God exists in self-giving community in the very nature of the trinity. The Father, Son, and Holy Spirit live in perfect communion with one another. This is our model for human relationships in general, and for marriage in particular. We are called to care for each other and to serve one another in humility and love (see Philippians 2:1-11). What might this mean for our sexuality? What does it look like to love and serve each other with deference and humility when it comes to sex in the covenant of marriage?

This is God’s good and holy plan for sexuality, it is also true that most of us have experienced brokenness in the area of sexuality. Scripture is clear that God offers us forgiveness, cleansing, and healing, and this extends even to areas of sexual brokenness. The Holy Spirit is able to heal us, to restore us, to redeem us, and to make us new.

Thoughts for the Church

It is important for us to remember to have a sense of humility about other people’s sin struggles. We all should appreciate that no one stands at the door of our church with a clipboard to evaluate our worthiness to come in. All of us sin. We all need God’s grace and forgiveness. As a church, we know we can “draw near to God with [sincere hearts] and with the full assurance that faith brings, having our hearts sprinkled to cleanse us from a guilty conscience and having our bodies washed with pure water,” we can “hold unswervingly to the hope we profess, for he who promised is faithful,” and we should “consider how we may spur one another on toward love and good deeds” (Hebrews 10:24-25). We are all broken, but God’s grace is enough. God is able to redeem our brokenness.

If you struggle with brokenness because of sexual sin, we would love to point you to places where you can experience forgiveness, healing, and wholeness. Check out our Care Group offerings here: https://chapelstreet.church/support/caregroups/. If you would like a referral for a well-qualified Christian counselor, please contact John Hoekenga, Director of Care Ministries, at jhoekenga@chapelstreetchurch.com.

 

Questions to Consider:

Standard discussion questions:

  1. What was new or compelling to you from this week’s reading?
  2. What did you learn about who God is from this week’s reading?
  3. What did you learn about us as human beings from this week’s reading?
  4. What did you learn about how God interacts with people from this week’s reading?
  5. How might this week’s reading change the way you live?
  6. What questions did you have about this week’s reading?

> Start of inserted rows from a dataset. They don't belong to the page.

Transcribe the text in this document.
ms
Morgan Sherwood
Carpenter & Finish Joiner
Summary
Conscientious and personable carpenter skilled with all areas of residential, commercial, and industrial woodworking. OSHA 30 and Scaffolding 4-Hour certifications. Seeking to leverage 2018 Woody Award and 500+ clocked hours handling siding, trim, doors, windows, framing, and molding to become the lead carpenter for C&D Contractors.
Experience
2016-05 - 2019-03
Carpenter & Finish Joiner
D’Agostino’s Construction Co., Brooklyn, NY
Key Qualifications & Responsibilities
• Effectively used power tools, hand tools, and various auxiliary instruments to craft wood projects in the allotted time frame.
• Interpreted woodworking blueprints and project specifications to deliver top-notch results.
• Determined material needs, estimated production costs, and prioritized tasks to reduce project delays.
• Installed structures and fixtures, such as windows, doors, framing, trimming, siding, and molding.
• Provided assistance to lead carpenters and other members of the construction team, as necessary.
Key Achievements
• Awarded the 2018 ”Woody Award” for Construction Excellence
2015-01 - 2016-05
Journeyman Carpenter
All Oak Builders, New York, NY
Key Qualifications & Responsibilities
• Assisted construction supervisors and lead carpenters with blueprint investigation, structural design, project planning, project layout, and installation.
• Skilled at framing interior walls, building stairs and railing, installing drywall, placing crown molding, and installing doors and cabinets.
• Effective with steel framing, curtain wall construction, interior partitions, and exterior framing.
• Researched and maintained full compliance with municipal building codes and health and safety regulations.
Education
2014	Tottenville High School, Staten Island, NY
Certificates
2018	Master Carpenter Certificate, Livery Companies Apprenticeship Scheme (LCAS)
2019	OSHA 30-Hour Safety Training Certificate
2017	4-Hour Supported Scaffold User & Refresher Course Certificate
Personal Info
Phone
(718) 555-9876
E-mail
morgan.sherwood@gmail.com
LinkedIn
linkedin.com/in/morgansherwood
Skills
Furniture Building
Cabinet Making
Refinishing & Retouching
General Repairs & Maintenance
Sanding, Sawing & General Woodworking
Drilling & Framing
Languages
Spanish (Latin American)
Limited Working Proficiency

Discussion questions that are specific to this week’s reading:

  1. As a follower of Christ, what is true about your identity?

 

  1. Have you ever experienced the tension Paul describes in Romans 7?

  

  1. How would you define God’s good design for human sexuality?

 

  1. What can we learn about relationships from the trinity?

 

  1. What does it mean to have humility about the sin struggles of other people?